Bernard Collaery and Attorney-General Christian Porter (Images: AAP)

Another judge has lashed Attorney-General Christian Porter for his obstruction in the government’s prosecution of Bernard Collaery over revelations of ASIS’ illegal spying on Timor-Leste.

This morning Justice John Burns in the ACT Supreme Court gave his reasons for allowing Collaery’s request for forthcoming trial dates to be vacated in order to accommodate former National Security Monitor Bret Walker SC.

Walker, one of Australia’s pre-eminent national security legislation lawyers, agreed immediately before Christmas to act for Collaery in the latter’s appeal against the court’s decision to grant Porter’s request for the trial to be held in secret. Walker was unavailable on the originally scheduled hearing dates.

However, Porter and his bureaucrats tried to prevent Walker from participating in the case by initially refusing to provide him with permission to join the case under national security provisions, and refusing to agree to moving the hearing dates.

Australian Government Solicitor (AGS) bureaucrats only agreed to add Walker to the national security certificate more than a month after being asked, on January 25. They then sought to delay things further by insisting that while “Mr Walker SC may already be familiar with the treatment of classified material within the Commonwealth … he will still need to undergo a practical security briefing”, as if the former National Security Legislation Monitor wouldn’t understand how to store classified documents.

In allowing Collaery’s request for the dates to be moved, Justice Burns specifically targeted Porter:

If this had been a simple case of a late decision to brief Mr Walker in circumstances where he was unavailable for the dates allocated for the appeal, I would have refused the application … The failure of the attorney-general to act upon the request that the s. 26 certificate be amended to permit Mr Walker to have access to the brief and to take instructions from 23 December 2020 until 25 January 2021 meant that any benefit to the appellant in briefing Mr Walker with regard to the appeal in this court was likely to be significantly reduced if not lost entirely. I consider this to be unfair to the appellant.

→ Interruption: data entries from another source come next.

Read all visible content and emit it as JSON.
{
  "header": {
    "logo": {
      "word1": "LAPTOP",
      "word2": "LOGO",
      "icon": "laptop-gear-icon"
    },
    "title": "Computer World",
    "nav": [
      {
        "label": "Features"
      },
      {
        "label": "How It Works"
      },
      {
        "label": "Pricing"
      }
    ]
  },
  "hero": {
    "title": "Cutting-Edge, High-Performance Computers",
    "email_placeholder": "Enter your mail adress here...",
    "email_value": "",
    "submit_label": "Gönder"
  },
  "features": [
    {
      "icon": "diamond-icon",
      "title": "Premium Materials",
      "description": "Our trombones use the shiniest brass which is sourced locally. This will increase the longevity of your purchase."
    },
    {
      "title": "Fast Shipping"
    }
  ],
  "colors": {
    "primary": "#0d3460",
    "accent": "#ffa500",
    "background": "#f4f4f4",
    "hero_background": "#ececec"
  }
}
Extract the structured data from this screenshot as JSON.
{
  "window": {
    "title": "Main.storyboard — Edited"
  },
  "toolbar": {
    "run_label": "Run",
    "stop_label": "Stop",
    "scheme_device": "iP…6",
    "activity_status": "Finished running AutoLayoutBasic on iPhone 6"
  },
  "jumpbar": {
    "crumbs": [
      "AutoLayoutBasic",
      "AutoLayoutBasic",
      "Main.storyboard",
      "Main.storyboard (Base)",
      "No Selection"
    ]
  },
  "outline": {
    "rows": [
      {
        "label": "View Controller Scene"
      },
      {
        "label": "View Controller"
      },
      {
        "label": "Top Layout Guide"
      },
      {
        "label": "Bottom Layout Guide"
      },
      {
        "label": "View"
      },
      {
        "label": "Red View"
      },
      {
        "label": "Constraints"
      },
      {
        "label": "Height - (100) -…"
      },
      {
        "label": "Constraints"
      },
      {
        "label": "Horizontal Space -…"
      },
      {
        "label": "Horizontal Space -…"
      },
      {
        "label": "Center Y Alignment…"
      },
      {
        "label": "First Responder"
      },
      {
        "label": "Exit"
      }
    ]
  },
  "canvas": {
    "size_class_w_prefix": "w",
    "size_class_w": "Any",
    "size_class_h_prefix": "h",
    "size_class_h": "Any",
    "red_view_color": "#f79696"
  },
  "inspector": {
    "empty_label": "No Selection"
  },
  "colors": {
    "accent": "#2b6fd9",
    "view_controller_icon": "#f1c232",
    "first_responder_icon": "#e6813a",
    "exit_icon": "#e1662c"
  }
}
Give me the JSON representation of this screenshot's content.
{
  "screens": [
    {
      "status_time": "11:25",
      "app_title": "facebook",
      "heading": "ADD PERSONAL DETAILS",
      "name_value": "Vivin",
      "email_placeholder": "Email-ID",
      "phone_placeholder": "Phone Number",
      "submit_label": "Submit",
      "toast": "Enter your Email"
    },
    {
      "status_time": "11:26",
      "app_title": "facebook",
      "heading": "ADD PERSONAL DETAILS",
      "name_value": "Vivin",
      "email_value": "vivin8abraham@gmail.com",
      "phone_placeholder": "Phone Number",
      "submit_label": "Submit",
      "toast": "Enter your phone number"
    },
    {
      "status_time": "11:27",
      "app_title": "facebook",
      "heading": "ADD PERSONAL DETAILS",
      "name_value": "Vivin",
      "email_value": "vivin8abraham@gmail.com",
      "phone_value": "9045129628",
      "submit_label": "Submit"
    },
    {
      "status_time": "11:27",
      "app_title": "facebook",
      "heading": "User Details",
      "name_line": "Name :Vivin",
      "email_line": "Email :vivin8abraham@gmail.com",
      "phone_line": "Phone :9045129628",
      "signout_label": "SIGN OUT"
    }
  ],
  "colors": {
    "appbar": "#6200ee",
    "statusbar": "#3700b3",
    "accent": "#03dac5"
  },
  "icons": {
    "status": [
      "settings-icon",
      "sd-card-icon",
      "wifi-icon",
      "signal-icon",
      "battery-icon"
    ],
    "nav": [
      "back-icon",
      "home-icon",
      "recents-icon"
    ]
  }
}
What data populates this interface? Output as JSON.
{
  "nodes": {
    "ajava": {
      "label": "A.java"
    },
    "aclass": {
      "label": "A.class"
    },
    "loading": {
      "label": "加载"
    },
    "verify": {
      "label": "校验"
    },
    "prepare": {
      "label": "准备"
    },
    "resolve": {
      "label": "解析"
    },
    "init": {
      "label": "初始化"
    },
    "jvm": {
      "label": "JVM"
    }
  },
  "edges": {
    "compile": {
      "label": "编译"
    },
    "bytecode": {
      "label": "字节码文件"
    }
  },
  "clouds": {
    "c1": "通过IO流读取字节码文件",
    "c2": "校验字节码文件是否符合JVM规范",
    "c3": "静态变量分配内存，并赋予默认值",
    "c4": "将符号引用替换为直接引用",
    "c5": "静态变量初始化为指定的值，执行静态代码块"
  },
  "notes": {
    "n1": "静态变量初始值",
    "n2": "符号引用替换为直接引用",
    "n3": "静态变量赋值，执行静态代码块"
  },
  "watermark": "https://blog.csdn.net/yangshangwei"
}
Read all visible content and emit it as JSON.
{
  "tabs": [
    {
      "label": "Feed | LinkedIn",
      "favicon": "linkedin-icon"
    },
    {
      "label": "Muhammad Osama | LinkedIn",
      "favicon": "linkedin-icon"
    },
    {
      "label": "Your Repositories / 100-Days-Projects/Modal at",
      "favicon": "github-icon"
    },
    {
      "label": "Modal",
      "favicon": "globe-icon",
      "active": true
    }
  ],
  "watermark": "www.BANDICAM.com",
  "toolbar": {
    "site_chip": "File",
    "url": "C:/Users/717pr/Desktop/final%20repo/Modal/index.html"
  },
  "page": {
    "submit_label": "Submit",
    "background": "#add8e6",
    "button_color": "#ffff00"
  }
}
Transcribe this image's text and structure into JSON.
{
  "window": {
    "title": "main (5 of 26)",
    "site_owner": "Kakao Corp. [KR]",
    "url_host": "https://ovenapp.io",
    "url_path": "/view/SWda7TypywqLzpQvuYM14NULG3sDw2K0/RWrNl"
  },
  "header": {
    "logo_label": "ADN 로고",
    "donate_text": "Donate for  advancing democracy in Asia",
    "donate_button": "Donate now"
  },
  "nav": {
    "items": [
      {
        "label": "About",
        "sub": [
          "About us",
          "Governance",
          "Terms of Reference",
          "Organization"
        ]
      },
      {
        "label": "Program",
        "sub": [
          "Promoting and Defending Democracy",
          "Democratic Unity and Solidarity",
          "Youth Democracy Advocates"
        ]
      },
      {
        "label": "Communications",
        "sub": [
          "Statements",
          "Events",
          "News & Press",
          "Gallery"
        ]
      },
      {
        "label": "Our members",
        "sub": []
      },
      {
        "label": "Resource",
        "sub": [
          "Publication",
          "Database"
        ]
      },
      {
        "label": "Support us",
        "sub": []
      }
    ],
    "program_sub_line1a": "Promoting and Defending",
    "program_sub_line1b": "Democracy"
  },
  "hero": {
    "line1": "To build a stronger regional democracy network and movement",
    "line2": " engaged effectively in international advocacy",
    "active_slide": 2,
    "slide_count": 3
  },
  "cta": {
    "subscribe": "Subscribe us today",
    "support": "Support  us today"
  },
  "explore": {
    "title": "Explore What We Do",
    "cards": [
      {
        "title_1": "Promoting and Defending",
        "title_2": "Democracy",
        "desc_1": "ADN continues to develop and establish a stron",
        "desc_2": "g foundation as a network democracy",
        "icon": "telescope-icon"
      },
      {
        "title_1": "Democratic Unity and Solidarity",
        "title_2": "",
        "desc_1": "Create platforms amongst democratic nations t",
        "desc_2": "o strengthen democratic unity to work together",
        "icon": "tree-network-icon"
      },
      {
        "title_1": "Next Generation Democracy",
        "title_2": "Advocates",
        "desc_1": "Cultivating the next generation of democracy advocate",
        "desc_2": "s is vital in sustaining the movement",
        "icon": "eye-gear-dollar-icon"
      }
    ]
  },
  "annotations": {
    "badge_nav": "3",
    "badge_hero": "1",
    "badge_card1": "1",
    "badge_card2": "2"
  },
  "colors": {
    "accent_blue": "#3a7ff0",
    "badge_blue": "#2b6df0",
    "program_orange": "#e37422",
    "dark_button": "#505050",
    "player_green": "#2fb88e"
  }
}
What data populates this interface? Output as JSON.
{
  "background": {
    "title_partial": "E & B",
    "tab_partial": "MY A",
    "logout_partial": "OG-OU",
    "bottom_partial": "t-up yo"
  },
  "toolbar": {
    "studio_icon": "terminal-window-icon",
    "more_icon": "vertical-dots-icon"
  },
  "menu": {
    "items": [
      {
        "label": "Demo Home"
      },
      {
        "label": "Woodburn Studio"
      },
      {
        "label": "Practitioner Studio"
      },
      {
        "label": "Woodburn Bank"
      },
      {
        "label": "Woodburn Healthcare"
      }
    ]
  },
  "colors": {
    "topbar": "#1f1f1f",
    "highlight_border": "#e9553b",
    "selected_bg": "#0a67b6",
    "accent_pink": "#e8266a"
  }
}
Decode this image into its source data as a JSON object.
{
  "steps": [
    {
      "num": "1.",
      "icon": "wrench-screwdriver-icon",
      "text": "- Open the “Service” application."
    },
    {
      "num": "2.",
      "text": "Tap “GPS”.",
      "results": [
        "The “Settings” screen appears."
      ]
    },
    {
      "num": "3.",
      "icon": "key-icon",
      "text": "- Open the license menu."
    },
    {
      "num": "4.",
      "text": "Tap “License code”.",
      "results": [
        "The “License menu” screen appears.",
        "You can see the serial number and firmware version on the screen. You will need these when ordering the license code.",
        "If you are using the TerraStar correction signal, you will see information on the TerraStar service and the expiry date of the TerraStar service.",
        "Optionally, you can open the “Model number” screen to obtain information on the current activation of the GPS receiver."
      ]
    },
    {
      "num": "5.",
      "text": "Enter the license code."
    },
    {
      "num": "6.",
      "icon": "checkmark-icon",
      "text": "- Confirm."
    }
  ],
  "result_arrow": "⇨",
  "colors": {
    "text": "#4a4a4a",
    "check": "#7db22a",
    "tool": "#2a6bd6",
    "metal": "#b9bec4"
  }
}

This is the third time that Porter has been criticised for obstructing Collaery’s trial, with Porter’s own barrister Tim Begbie (Porter himself is represented in this trial along with the Director of Public Prosecutions) earning the ire of both original judge Lorraine Walker and trial judge David Mossop for long delays.

Justice Burns also criticised AGS bureaucrats for “a disturbing suggestion that those who represented and advised the attorney-general perceived that their satisfaction at the necessity for Mr Walker to be briefed by the appellant was in some way relevant. It clearly was not.”

It seems AGS bureaucrats have taken their cue from the attorney-general himself.